免疫機能も向上させる睡眠の役割とは? 脳の老廃物排出・感情整理・パフォーマンス発揮など 東京家政大・岡島義准教授が講演 大塚製薬・ネオジャパンのセミナーで
睡眠不足による経済損失は約15兆円
大塚製薬とネオジャパンは10月28日、テレワーク時代の睡眠習慣をテーマにした経営者向けオンラインセミナーを開催し、東京家政大学の岡島義准教授が社員のパフォーマンス低下につながる睡眠不足・睡眠負債のリスクや睡眠をしっかりとるコツについて講演した。 「睡眠不足による経済損失は約15兆円で日本が世界一で非常にもったいない。
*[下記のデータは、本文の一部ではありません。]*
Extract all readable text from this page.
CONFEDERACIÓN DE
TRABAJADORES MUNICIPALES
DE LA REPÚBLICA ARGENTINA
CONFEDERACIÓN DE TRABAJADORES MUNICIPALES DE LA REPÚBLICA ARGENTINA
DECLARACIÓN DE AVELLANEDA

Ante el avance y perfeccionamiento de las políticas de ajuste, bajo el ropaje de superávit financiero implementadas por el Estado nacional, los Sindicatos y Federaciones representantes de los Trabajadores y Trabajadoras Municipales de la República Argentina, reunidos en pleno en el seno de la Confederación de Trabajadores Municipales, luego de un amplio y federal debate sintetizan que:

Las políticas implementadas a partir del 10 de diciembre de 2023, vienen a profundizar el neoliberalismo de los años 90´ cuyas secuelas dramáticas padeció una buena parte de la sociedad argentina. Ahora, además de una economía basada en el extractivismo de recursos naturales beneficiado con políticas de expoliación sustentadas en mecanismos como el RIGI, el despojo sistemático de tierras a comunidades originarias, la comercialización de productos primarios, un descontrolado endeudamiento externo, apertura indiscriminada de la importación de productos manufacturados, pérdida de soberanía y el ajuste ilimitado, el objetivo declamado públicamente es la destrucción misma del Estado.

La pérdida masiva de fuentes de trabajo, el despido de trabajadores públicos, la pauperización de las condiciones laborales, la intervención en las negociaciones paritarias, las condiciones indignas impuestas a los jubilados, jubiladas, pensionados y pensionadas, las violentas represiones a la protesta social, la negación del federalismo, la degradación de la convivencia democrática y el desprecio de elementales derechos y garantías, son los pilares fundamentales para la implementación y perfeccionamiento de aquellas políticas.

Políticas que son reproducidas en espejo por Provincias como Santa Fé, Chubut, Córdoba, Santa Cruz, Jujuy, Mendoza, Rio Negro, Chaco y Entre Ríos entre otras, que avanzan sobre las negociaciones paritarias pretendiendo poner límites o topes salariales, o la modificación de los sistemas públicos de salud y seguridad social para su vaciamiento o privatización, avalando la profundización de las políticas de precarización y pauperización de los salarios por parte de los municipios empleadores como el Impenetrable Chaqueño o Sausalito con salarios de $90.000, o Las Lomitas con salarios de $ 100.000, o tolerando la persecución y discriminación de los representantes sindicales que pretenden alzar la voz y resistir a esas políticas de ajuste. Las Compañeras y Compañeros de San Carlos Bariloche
厚労省はタバコの害による総損失額を2・5兆円と算出しており、タバコの6倍以上の経済損失を与えている」と指摘し、その一因に“活動するから眠る説(受動的な睡眠)”の流布を挙げる。 「“たくさん活動すれば結局は眠れるのだから睡眠は削れ”という発想だったのが、今は“しっかり眠るからこそ日中のパフォーマンスが上がる”という能動的な睡眠の考え方が主流になっている。睡眠中心の生活に変えることがポイント」と語る。 岡島准教授によると睡眠には ・免疫機能の向上(リンパ系) ・日中に溜まった脳の老廃物排出(グリンパ系) ・記憶の定着と向上 ・ハッピー感情の増加と不安感情の低下 ・パフォーマンス向上 の5つの役割がある。 睡眠不足になると「脳の老廃物が全部排出される前に新たな老廃物が溜まりアミロイドβが蓄積されて認知症のようになることも分かっている。レム睡眠も重要。“レム睡眠は夢をみているから起きている”と言われる方もいるが感情整理のために役立っている。睡眠時間が短くなるとレム睡眠も必然的に少なくなる」という。 免疫機能の向上については、睡眠時間が短くなるにつれ風邪をひく回数が上がる研究結果を紹介。「7、8時間眠っている人を基準とした場合、5時間以下の睡眠の人はインフルエンザや肺炎にかかるリスクは1・5倍になるという研究もある。さらにインフルエンザワクチンの効果も睡眠不足だと効果が半減してしまう」と述べる。 睡眠不足は高血圧や肥満にも影響をおよぼすが、加齢とともに睡眠時間は短くなることから高齢の場合は睡眠時間があまり影響しないとの説もあり「働き盛りの人ほど高血圧や肥満の影響は睡眠不足によるところが多いとも言える」との見方を示す。 睡眠不足になると記憶力や集中力も落ち込む。加えて「注意欠陥・多動性障害(ADHD)の方たちと似たようなことが睡眠不足で起こることが分かっている。電車で肩がぶつかってすぐに“切れる”のも睡眠不足からきている可能性がある」と指摘する。 睡眠をしっかりとるコツについては「朝日をしっかりと浴びると同時に朝食をしっかりと食べるってことが重要。これによって朝、中枢時計が整ってさらに末梢時計もリセットされる。中枢時計と抹消時計が一致すると睡眠の質が一気に上がる。さらに運動不足になると質が落ちるので中強度・息が上がるぐらいの運動を毎日のようにやっていただくのが良いと思う」と語る。 セミナーでは、新型コロナウイルスの影響でテレワークなど働き方の変化や慣れない環境からのストレスなどで働く人の睡眠の質の低下に警鐘を鳴らず。 大塚製薬とネオジャパンは、健康経営の推進に向けて働く人の健康管理を支援するサービス「健康サポートプラス」を通じ「睡眠改善プログラム」を提供している。